Most nonprofit organizations require an annual audit by a CPA. Smaller organizations can get by with what is called a review – or an “audit light.” For personnel who work in the accounting department, it’s too often anxiety time. Relax, if you are routinely generating financial statements that are accurate, timely, and relevant to the various stakeholders.
An audit can be an event to look forward to as it will affirm your worthiness and set-up high-fives all around. If, as an organization, your financial reporting falls short of five stars (i.e., a clean audit), don’t despair; you will know what must be done to get there next year.
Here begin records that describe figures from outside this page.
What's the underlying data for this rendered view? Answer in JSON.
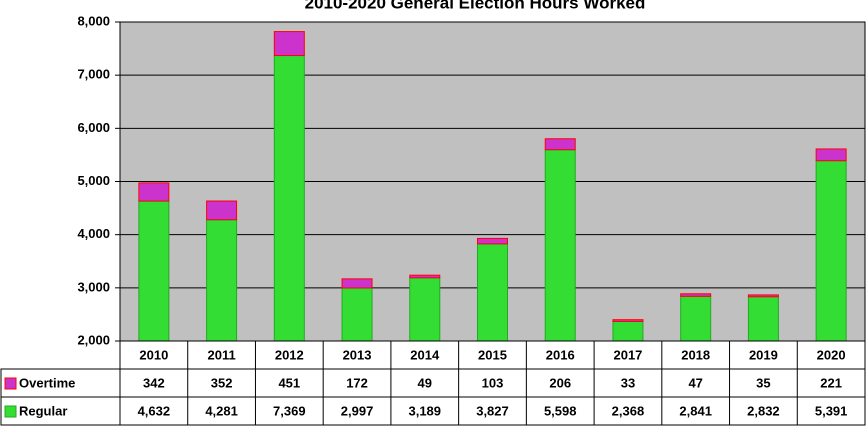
{
  "chart_data": {
    "type": "stacked_bar_with_table",
    "title": "2010-2020 General Election Hours Worked",
    "categories": [
      "2010",
      "2011",
      "2012",
      "2013",
      "2014",
      "2015",
      "2016",
      "2017",
      "2018",
      "2019",
      "2020"
    ],
    "series": [
      {
        "name": "Overtime",
        "color": "#cc33cc",
        "values": [
          342,
          352,
          451,
          172,
          49,
          103,
          206,
          33,
          47,
          35,
          221
        ]
      },
      {
        "name": "Regular",
        "color": "#33dd33",
        "values": [
          4632,
          4281,
          7369,
          2997,
          3189,
          3827,
          5598,
          2368,
          2841,
          2832,
          5391
        ],
        "value_labels": [
          "4,632",
          "4,281",
          "7,369",
          "2,997",
          "3,189",
          "3,827",
          "5,598",
          "2,368",
          "2,841",
          "2,832",
          "5,391"
        ]
      }
    ],
    "ylim": [
      2000,
      8000
    ],
    "yticks": [
      {
        "value": 2000,
        "label": "2,000"
      },
      {
        "value": 3000,
        "label": "3,000"
      },
      {
        "value": 4000,
        "label": "4,000"
      },
      {
        "value": 5000,
        "label": "5,000"
      },
      {
        "value": 6000,
        "label": "6,000"
      },
      {
        "value": 7000,
        "label": "7,000"
      },
      {
        "value": 8000,
        "label": "8,000"
      }
    ],
    "grid": true
  }
}
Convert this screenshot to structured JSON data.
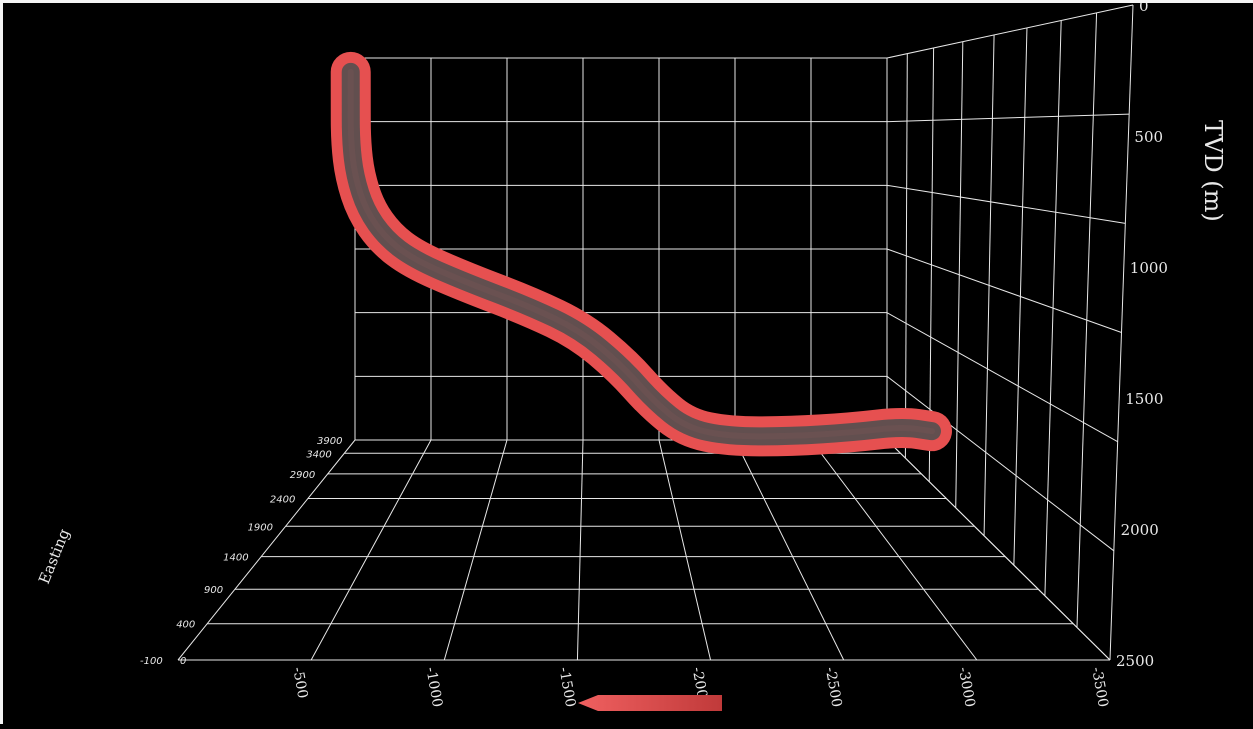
{
  "chart_data": {
    "type": "line",
    "title": "",
    "axes": {
      "x": {
        "label": "",
        "ticks": [
          "-500",
          "-1000",
          "-1500",
          "-2000",
          "-2500",
          "-3000",
          "-3500"
        ],
        "range": [
          0,
          -3500
        ]
      },
      "y": {
        "label": "Easting",
        "ticks": [
          "-100",
          "400",
          "900",
          "1400",
          "1900",
          "2400",
          "2900",
          "3400",
          "3900"
        ],
        "range": [
          -100,
          3900
        ]
      },
      "z": {
        "label": "TVD (m)",
        "ticks": [
          "0",
          "500",
          "1000",
          "1500",
          "2000",
          "2500"
        ],
        "range": [
          0,
          2500
        ],
        "reversed": true
      }
    },
    "grid": true,
    "series": [
      {
        "name": "",
        "color_start": "#e65050",
        "color_mid": "#4a4f4f",
        "points": [
          {
            "x": 200,
            "y": 3000,
            "tvd": -80
          },
          {
            "x": 200,
            "y": 3000,
            "tvd": 100
          },
          {
            "x": 205,
            "y": 2980,
            "tvd": 350
          },
          {
            "x": 240,
            "y": 2920,
            "tvd": 560
          },
          {
            "x": 320,
            "y": 2820,
            "tvd": 760
          },
          {
            "x": 450,
            "y": 2700,
            "tvd": 920
          },
          {
            "x": 620,
            "y": 2560,
            "tvd": 1030
          },
          {
            "x": 900,
            "y": 2350,
            "tvd": 1130
          },
          {
            "x": 1250,
            "y": 2100,
            "tvd": 1240
          },
          {
            "x": 1500,
            "y": 1950,
            "tvd": 1350
          },
          {
            "x": 1700,
            "y": 1850,
            "tvd": 1520
          },
          {
            "x": 1850,
            "y": 1800,
            "tvd": 1700
          },
          {
            "x": 2000,
            "y": 1780,
            "tvd": 1830
          },
          {
            "x": 2200,
            "y": 1800,
            "tvd": 1880
          },
          {
            "x": 2500,
            "y": 1850,
            "tvd": 1890
          },
          {
            "x": 2800,
            "y": 1900,
            "tvd": 1880
          },
          {
            "x": 3050,
            "y": 1950,
            "tvd": 1860
          },
          {
            "x": 3200,
            "y": 1980,
            "tvd": 1890
          }
        ]
      }
    ]
  },
  "colors": {
    "background": "#000000",
    "grid": "#e8e8e8",
    "text": "#e8e8e8",
    "arrow": "#e05050"
  }
}
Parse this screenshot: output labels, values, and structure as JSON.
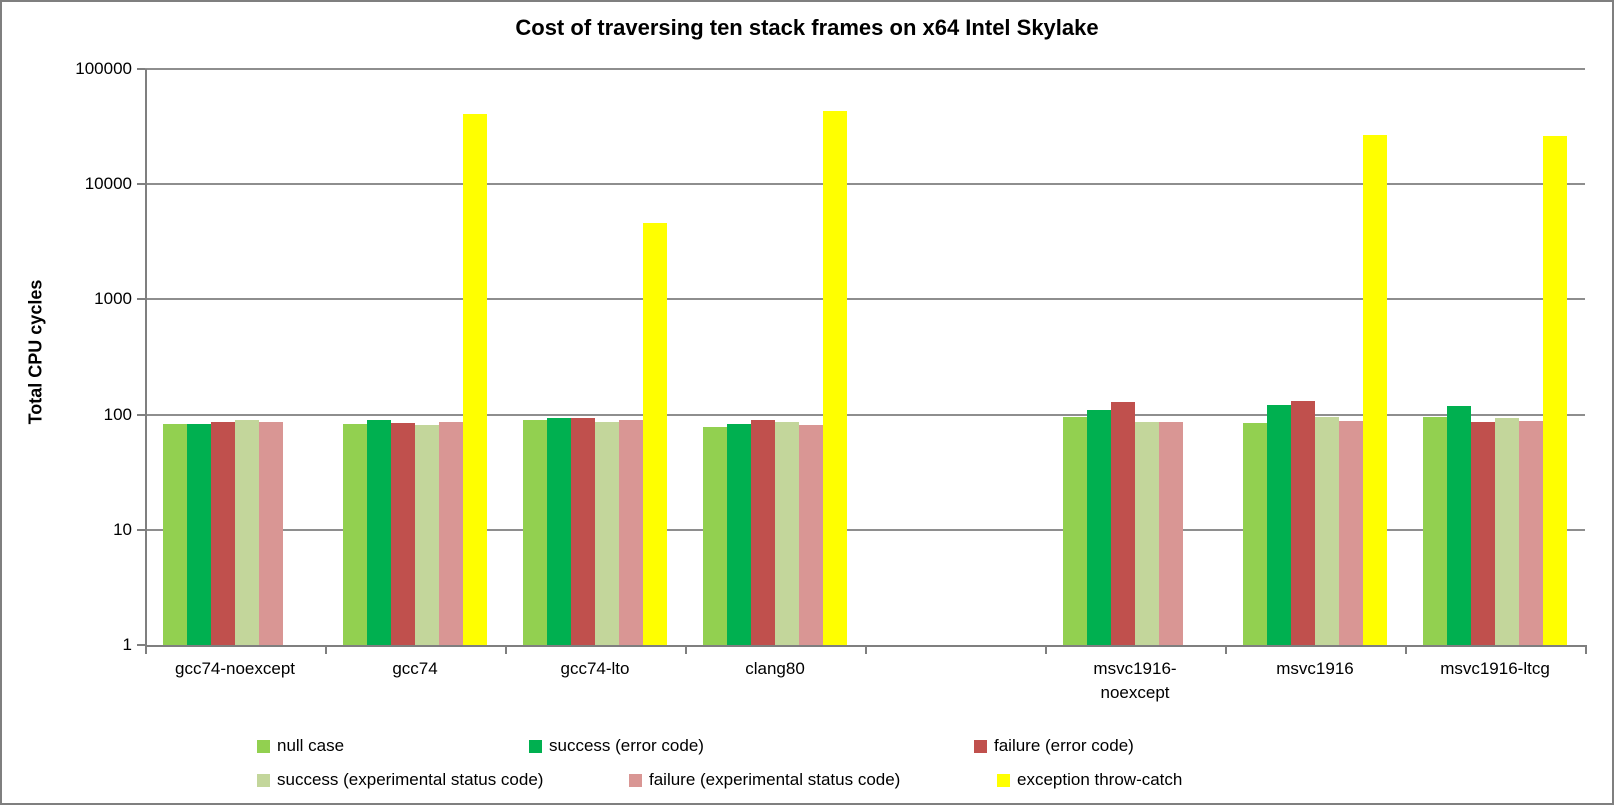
{
  "chart_data": {
    "type": "bar",
    "title": "Cost of traversing ten stack frames on x64 Intel Skylake",
    "xlabel": "",
    "ylabel": "Total CPU cycles",
    "y_scale": "log10",
    "ylim": [
      1,
      100000
    ],
    "y_ticks": [
      1,
      10,
      100,
      1000,
      10000,
      100000
    ],
    "y_tick_labels": [
      "1",
      "10",
      "100",
      "1000",
      "10000",
      "100000"
    ],
    "grid": true,
    "legend_position": "bottom",
    "categories": [
      "gcc74-noexcept",
      "gcc74",
      "gcc74-lto",
      "clang80",
      "",
      "msvc1916-\nnoexcept",
      "msvc1916",
      "msvc1916-ltcg"
    ],
    "series": [
      {
        "name": "null case",
        "color": "#92D050",
        "values": [
          83,
          83,
          90,
          78,
          null,
          95,
          84,
          96
        ]
      },
      {
        "name": "success (error code)",
        "color": "#00B050",
        "values": [
          83,
          90,
          93,
          83,
          null,
          110,
          120,
          118
        ]
      },
      {
        "name": "failure (error code)",
        "color": "#C0504D",
        "values": [
          86,
          84,
          93,
          90,
          null,
          129,
          132,
          86
        ]
      },
      {
        "name": "success (experimental status code)",
        "color": "#C3D69B",
        "values": [
          89,
          81,
          86,
          86,
          null,
          87,
          95,
          93
        ]
      },
      {
        "name": "failure (experimental status code)",
        "color": "#D99694",
        "values": [
          86,
          86,
          89,
          82,
          null,
          86,
          88,
          88
        ]
      },
      {
        "name": "exception throw-catch",
        "color": "#FFFF00",
        "values": [
          null,
          41000,
          4600,
          43000,
          null,
          null,
          27000,
          26000
        ]
      }
    ]
  },
  "style": {
    "gridline_color": "#8e8e8e",
    "axis_color": "#7f7f7f",
    "text_color": "#000000",
    "background": "#ffffff",
    "border_color": "#7f7f7f"
  }
}
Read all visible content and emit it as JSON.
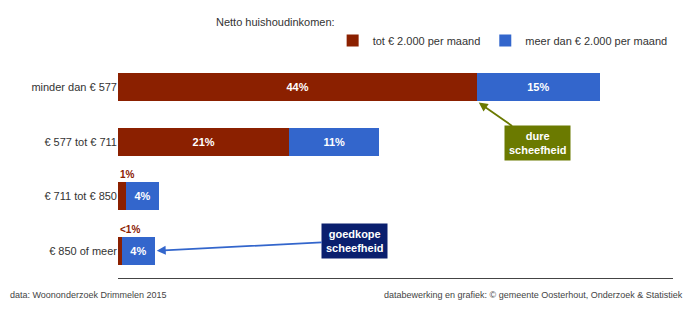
{
  "chart_data": {
    "type": "bar",
    "orientation": "horizontal",
    "stacked": true,
    "categories": [
      "€ 850 of meer",
      "€ 711 tot € 850",
      "€ 577 tot € 711",
      "minder dan € 577"
    ],
    "series": [
      {
        "name": "tot € 2.000 per maand",
        "color": "#8B2000",
        "values": [
          0.5,
          1,
          21,
          44
        ],
        "value_labels": [
          "<1%",
          "1%",
          "21%",
          "44%"
        ]
      },
      {
        "name": "meer dan € 2.000 per maand",
        "color": "#3366CC",
        "values": [
          4,
          4,
          11,
          15
        ],
        "value_labels": [
          "4%",
          "4%",
          "11%",
          "15%"
        ]
      }
    ],
    "data_labels": true,
    "xlim": [
      0,
      68
    ],
    "tick_labels": "y",
    "grid": false,
    "legend": "top right",
    "legend_title": "Netto huishoudinkomen:",
    "annotations": [
      {
        "text": "dure\nscheefheid",
        "category": "minder dan € 577",
        "series": "tot € 2.000 per maand",
        "color": "#6B7A00",
        "arrow_color": "#6B7A00"
      },
      {
        "text": "goedkope\nscheefheid",
        "category": "€ 850 of meer",
        "series": "meer dan € 2.000 per maand",
        "color": "#0A1F6E",
        "arrow_color": "#3366CC"
      }
    ],
    "footnotes": [
      "data: Woononderzoek Drimmelen 2015",
      "databewerking en grafiek: © gemeente Oosterhout, Onderzoek & Statistiek"
    ]
  }
}
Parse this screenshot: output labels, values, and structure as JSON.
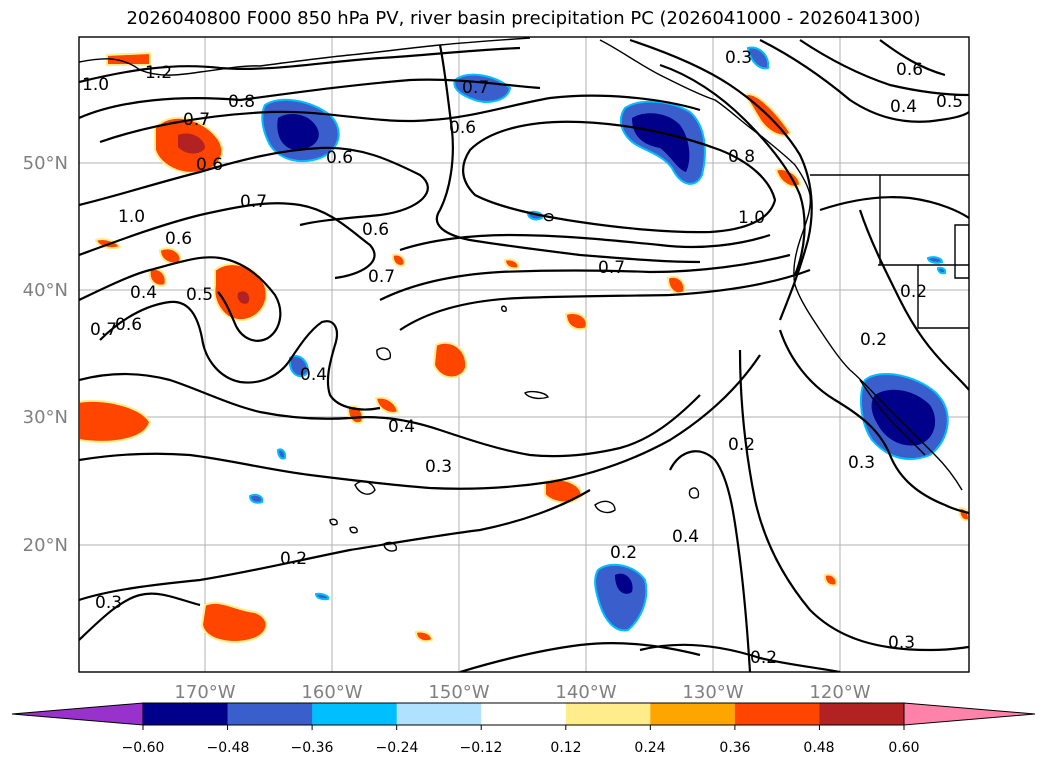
{
  "title": "2026040800 F000 850 hPa PV, river basin precipitation PC (2026041000 - 2026041300)",
  "latitude_labels": [
    "50°N",
    "40°N",
    "30°N",
    "20°N"
  ],
  "longitude_labels": [
    "170°W",
    "160°W",
    "150°W",
    "140°W",
    "130°W",
    "120°W"
  ],
  "contour_labels": [
    "1.2",
    "1.0",
    "0.8",
    "0.7",
    "0.6",
    "0.6",
    "0.7",
    "0.6",
    "0.7",
    "0.6",
    "0.5",
    "0.4",
    "0.6",
    "0.7",
    "1.0",
    "0.6",
    "0.7",
    "0.4",
    "0.4",
    "0.3",
    "0.2",
    "0.3",
    "0.2",
    "0.4",
    "0.2",
    "0.2",
    "0.3",
    "0.3",
    "0.2",
    "0.2",
    "0.6",
    "0.5",
    "0.4",
    "1.0",
    "0.8",
    "0.7",
    "0.3"
  ],
  "colorbar": {
    "colors": [
      "#9932cc",
      "#00008b",
      "#3a5fcd",
      "#00bfff",
      "#b0e2ff",
      "#ffffff",
      "#ffec8b",
      "#ffa500",
      "#ff4500",
      "#b22222",
      "#ff82ab"
    ],
    "tick_labels": [
      "−0.60",
      "−0.48",
      "−0.36",
      "−0.24",
      "−0.12",
      "0.12",
      "0.24",
      "0.36",
      "0.48",
      "0.60"
    ]
  },
  "fill_colors": {
    "neg_strong": "#00008b",
    "neg_mid": "#3a5fcd",
    "neg_light": "#00bfff",
    "pos_light": "#ffec8b",
    "pos_mid": "#ffa500",
    "pos_strong": "#ff4500",
    "pos_max": "#b22222"
  }
}
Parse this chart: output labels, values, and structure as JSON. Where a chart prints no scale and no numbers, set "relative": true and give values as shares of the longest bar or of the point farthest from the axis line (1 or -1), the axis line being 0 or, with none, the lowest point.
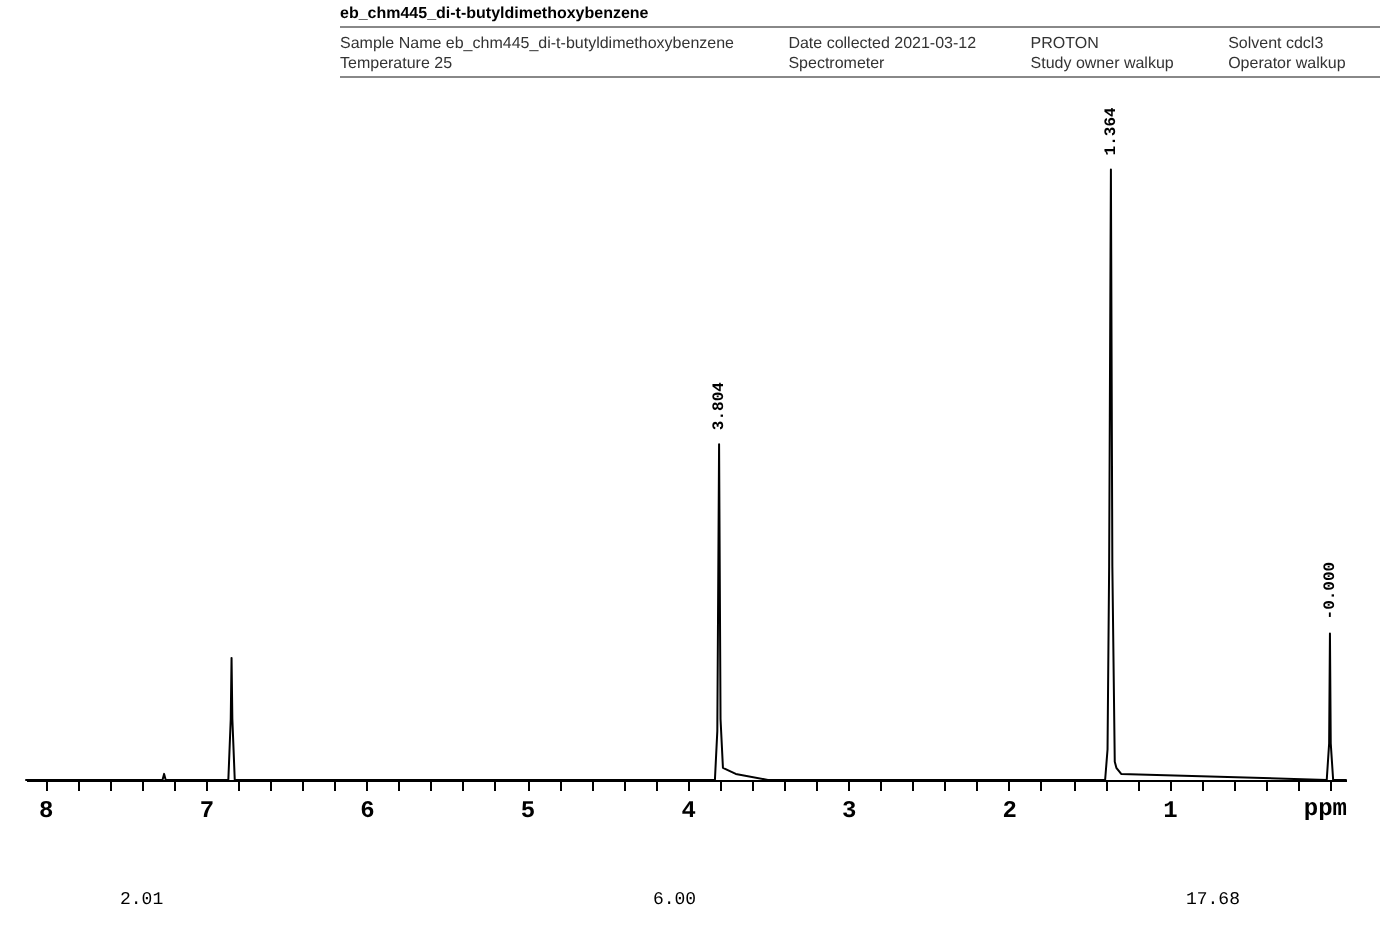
{
  "chart_data": {
    "type": "line",
    "title": "eb_chm445_di-t-butyldimethoxybenzene",
    "annotations": [
      "Sample Name eb_chm445_di-t-butyldimethoxybenzene",
      "Date collected 2021-03-12",
      "PROTON",
      "Solvent cdcl3",
      "Temperature 25",
      "Spectrometer",
      "Study owner walkup",
      "Operator walkup",
      "2.01",
      "6.00",
      "17.68",
      {
        "text": "3.804",
        "x": 3.804,
        "y": 0.55
      },
      {
        "text": "1.364",
        "x": 1.364,
        "y": 1.0
      },
      {
        "text": "-0.000",
        "x": 0.0,
        "y": 0.24
      }
    ],
    "xlabel": "ppm",
    "relative": true,
    "xlim": [
      8.12,
      -0.1
    ],
    "xticks": [
      8,
      {
        "value": 7.8,
        "label": null
      },
      {
        "value": 7.6,
        "label": null
      },
      {
        "value": 7.4,
        "label": null
      },
      {
        "value": 7.2,
        "label": null
      },
      7,
      {
        "value": 6.8,
        "label": null
      },
      {
        "value": 6.6,
        "label": null
      },
      {
        "value": 6.4,
        "label": null
      },
      {
        "value": 6.2,
        "label": null
      },
      6,
      {
        "value": 5.8,
        "label": null
      },
      {
        "value": 5.6,
        "label": null
      },
      {
        "value": 5.4,
        "label": null
      },
      {
        "value": 5.2,
        "label": null
      },
      5,
      {
        "value": 4.8,
        "label": null
      },
      {
        "value": 4.6,
        "label": null
      },
      {
        "value": 4.4,
        "label": null
      },
      {
        "value": 4.2,
        "label": null
      },
      4,
      {
        "value": 3.8,
        "label": null
      },
      {
        "value": 3.6,
        "label": null
      },
      {
        "value": 3.4,
        "label": null
      },
      {
        "value": 3.2,
        "label": null
      },
      3,
      {
        "value": 2.8,
        "label": null
      },
      {
        "value": 2.6,
        "label": null
      },
      {
        "value": 2.4,
        "label": null
      },
      {
        "value": 2.2,
        "label": null
      },
      2,
      {
        "value": 1.8,
        "label": null
      },
      {
        "value": 1.6,
        "label": null
      },
      {
        "value": 1.4,
        "label": null
      },
      {
        "value": 1.2,
        "label": null
      },
      1,
      {
        "value": 0.8,
        "label": null
      },
      {
        "value": 0.6,
        "label": null
      },
      {
        "value": 0.4,
        "label": null
      },
      {
        "value": 0.2,
        "label": null
      },
      {
        "value": 0,
        "label": null
      }
    ],
    "series": [
      {
        "color": "#000000",
        "x": [
          8.12,
          7.27,
          7.26,
          7.25,
          6.86,
          6.845,
          6.84,
          6.835,
          6.82,
          3.83,
          3.815,
          3.804,
          3.795,
          3.78,
          3.7,
          3.5,
          1.4,
          1.385,
          1.375,
          1.364,
          1.355,
          1.34,
          1.33,
          1.3,
          0.02,
          0.005,
          0.0,
          -0.005,
          -0.02,
          -0.1
        ],
        "values": [
          0,
          0,
          0.01,
          0,
          0,
          0.1,
          0.2,
          0.1,
          0,
          0,
          0.08,
          0.55,
          0.1,
          0.02,
          0.01,
          0,
          0,
          0.05,
          0.35,
          1.0,
          0.35,
          0.03,
          0.02,
          0.01,
          0,
          0.06,
          0.24,
          0.06,
          0,
          0
        ]
      }
    ]
  }
}
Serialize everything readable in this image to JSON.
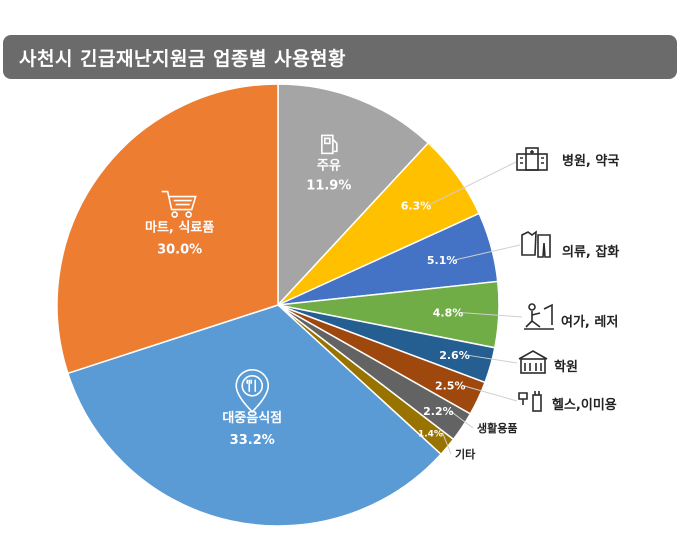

The purpose of your nonprofit’s audit
A nonprofit audit is designed to ensure financial reports are “reasonably accurate” while presenting the information in agreement with Generally Accepted Accounting Principles (GAAP). Here are a few things to keep in mind. First, auditors only review the financial statements that you create internally. They conduct various tests and confirmations to reach an opinion on their fairness and accuracy. If you’d like information on financial reports, consider reading Interpreting Financial Reports – A Guide to Strong Nonprofit Financial Leadership or Nonprofit Accounting Reports and What to do With Them.
Also, there’s a common misconception that audits are designed to search out fraud. Auditors perform special-purpose forensic audit designed for that purpose, but not as part of the regular audit. If they fortuitously find it, of course, they are obligated to report it to management and the Board. An important part of your nonprofit’s audit is a review of the system of internal controls. A weak system puts the organization at risk of fraud and could result in a qualified opinion. Internal controls are covered in a separate article, Internal Controls for Nonprofits- Top 10 Best Practices.